Hence the ISA -- although even the ISA tacitly admits the problem. All it has to say on its Web site about the hardware platform is that "over 95 percent of leading server vendors have already provided Itanium-based servers". In other words, nearly every hardware vendor has provided an Itanium-based server at some point; it's not much of a claim.

However, there are buyers out there who want the Itanium's features, although one IT manager recently said that he was "a little concerned" about the competition Itanium is getting from Opteron and Xeon. And that's the clue to Itanium's weak spot.

Of course, Itanium itself is not really the problem. Few argue that it doesn't have the capacity to drive high-end systems, especially since July's launch of the Itanium 2, formerly known as Montecito. Intel reckons that it's demonstrated a 60 per cent performance increase over a previous generation Itanium using the Linpack benchmark.
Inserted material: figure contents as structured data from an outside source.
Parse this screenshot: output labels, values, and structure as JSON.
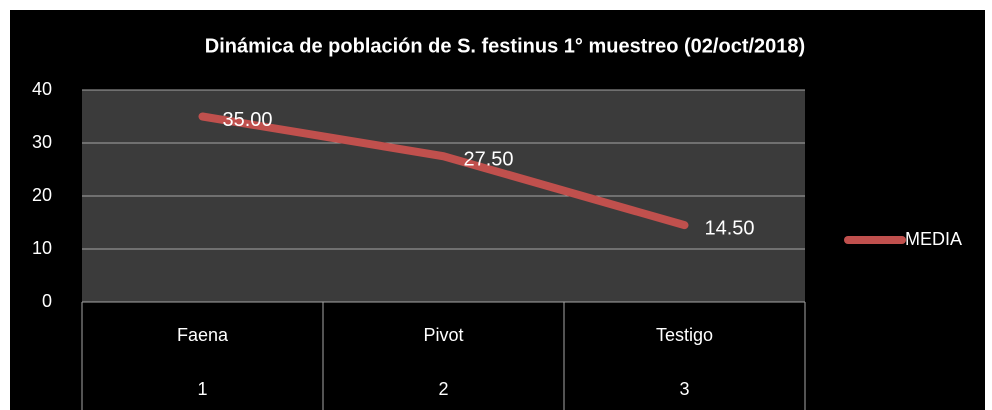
{
  "chart_data": {
    "type": "line",
    "title": "Dinámica de población de S. festinus 1° muestreo (02/oct/2018)",
    "categories": [
      "Faena",
      "Pivot",
      "Testigo"
    ],
    "subcategories": [
      "1",
      "2",
      "3"
    ],
    "series": [
      {
        "name": "MEDIA",
        "color": "#c0504d",
        "values": [
          35,
          27.5,
          14.5
        ],
        "value_labels": [
          "35.00",
          "27.50",
          "14.50"
        ]
      }
    ],
    "ylim": [
      0,
      40
    ],
    "yticks": [
      0,
      10,
      20,
      30,
      40
    ],
    "grid": true,
    "legend": "right"
  }
}
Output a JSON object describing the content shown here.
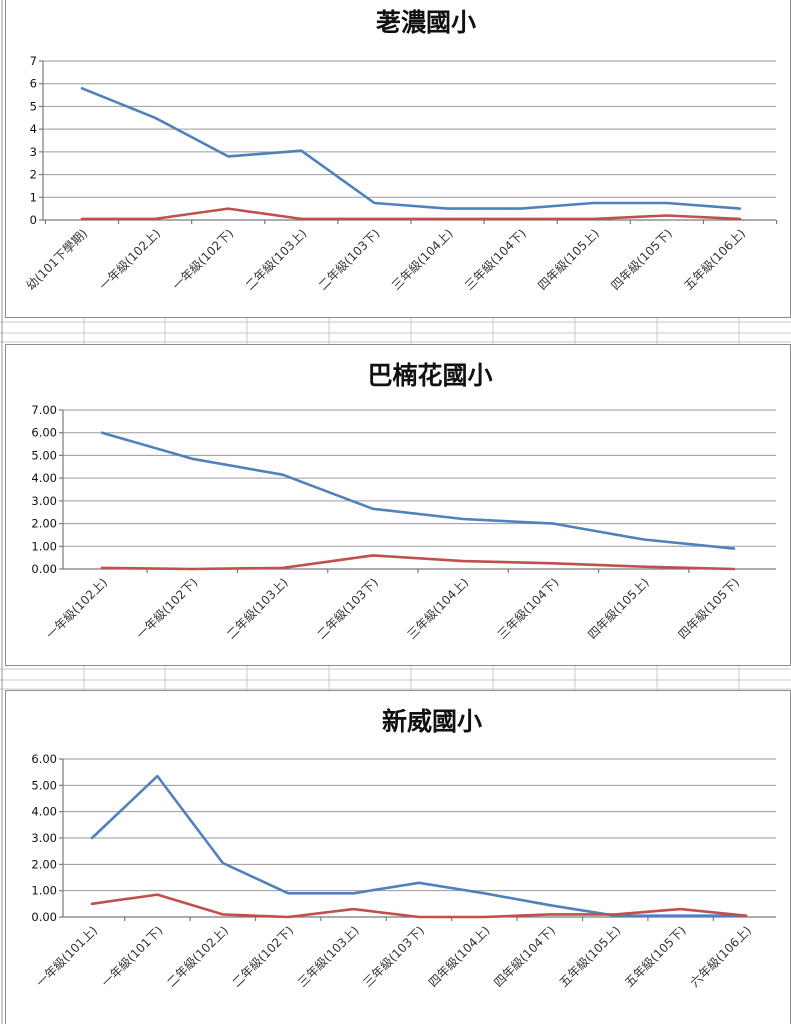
{
  "chart_data": [
    {
      "type": "line",
      "title": "荖濃國小",
      "categories": [
        "幼(101下學期)",
        "一年級(102上)",
        "一年級(102下)",
        "二年級(103上)",
        "二年級(103下)",
        "三年級(104上)",
        "三年級(104下)",
        "四年級(105上)",
        "四年級(105下)",
        "五年級(106上)"
      ],
      "series": [
        {
          "values": [
            5.8,
            4.5,
            2.8,
            3.05,
            0.75,
            0.5,
            0.5,
            0.75,
            0.75,
            0.5
          ],
          "color": "#4f81bd"
        },
        {
          "values": [
            0.05,
            0.05,
            0.5,
            0.05,
            0.05,
            0.05,
            0.05,
            0.05,
            0.2,
            0.05
          ],
          "color": "#c0504d"
        }
      ],
      "y_ticks": [
        "0",
        "1",
        "2",
        "3",
        "4",
        "5",
        "6",
        "7"
      ],
      "ylim": [
        0,
        7
      ],
      "grid": true,
      "legend": "none"
    },
    {
      "type": "line",
      "title": "巴楠花國小",
      "categories": [
        "一年級(102上)",
        "一年級(102下)",
        "二年級(103上)",
        "二年級(103下)",
        "三年級(104上)",
        "三年級(104下)",
        "四年級(105上)",
        "四年級(105下)"
      ],
      "series": [
        {
          "values": [
            6.0,
            4.85,
            4.15,
            2.65,
            2.2,
            2.0,
            1.3,
            0.9
          ],
          "color": "#4f81bd"
        },
        {
          "values": [
            0.05,
            0.0,
            0.05,
            0.6,
            0.35,
            0.25,
            0.1,
            0.0
          ],
          "color": "#c0504d"
        }
      ],
      "y_ticks": [
        "0.00",
        "1.00",
        "2.00",
        "3.00",
        "4.00",
        "5.00",
        "6.00",
        "7.00"
      ],
      "ylim": [
        0,
        7
      ],
      "grid": true,
      "legend": "none"
    },
    {
      "type": "line",
      "title": "新威國小",
      "categories": [
        "一年級(101上)",
        "一年級(101下)",
        "二年級(102上)",
        "二年級(102下)",
        "三年級(103上)",
        "三年級(103下)",
        "四年級(104上)",
        "四年級(104下)",
        "五年級(105上)",
        "五年級(105下)",
        "六年級(106上)"
      ],
      "series": [
        {
          "values": [
            3.0,
            5.35,
            2.05,
            0.9,
            0.9,
            1.3,
            0.9,
            0.45,
            0.05,
            0.05,
            0.05
          ],
          "color": "#4f81bd"
        },
        {
          "values": [
            0.5,
            0.85,
            0.1,
            0.0,
            0.3,
            0.0,
            0.0,
            0.1,
            0.1,
            0.3,
            0.05
          ],
          "color": "#c0504d"
        }
      ],
      "y_ticks": [
        "0.00",
        "1.00",
        "2.00",
        "3.00",
        "4.00",
        "5.00",
        "6.00"
      ],
      "ylim": [
        0,
        6
      ],
      "grid": true,
      "legend": "none"
    }
  ]
}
Itanium 2 also includes power-saving, an increasingly important issue for data centres, especially as the cost of energy, currently ratcheting upwards, looks set to stay at today's high levels. The four-core version, codenamed "Tukwila", is due in 2007.

Despite all that, as Illuminata analyst Gordon Haff recently commented, it is tough to see what the new group could achieve that HP and Intel between them haven't, given the billions they've already spent trying to build an Itanium eco-system. "You don't see an x86 Solutions Alliance", he said. That's because there's no need for one -- competition and price pressures in a volume market are already doing that job.

So although Itanium may well remain steady in sales terms -- it's unlikely to grow significantly, despite Intel's pledges, which remain solid for now. The problem is that the competition has caught up and is much cheaper; a Xeon costs a fifth of an Itanium.

Intel may not though be able to resist the onward march of technology emerging from its own foundries as a result of the growing pressure that AMD is placing on it. Only this week, its biggest rival launched three new dual-core 64-bit processors.

As the 64-bit x86 processor becomes more capable, as it surely will, users may well start to question the relevance of Itanium, ISA or no ISA. Dell's already bought that T-shirt.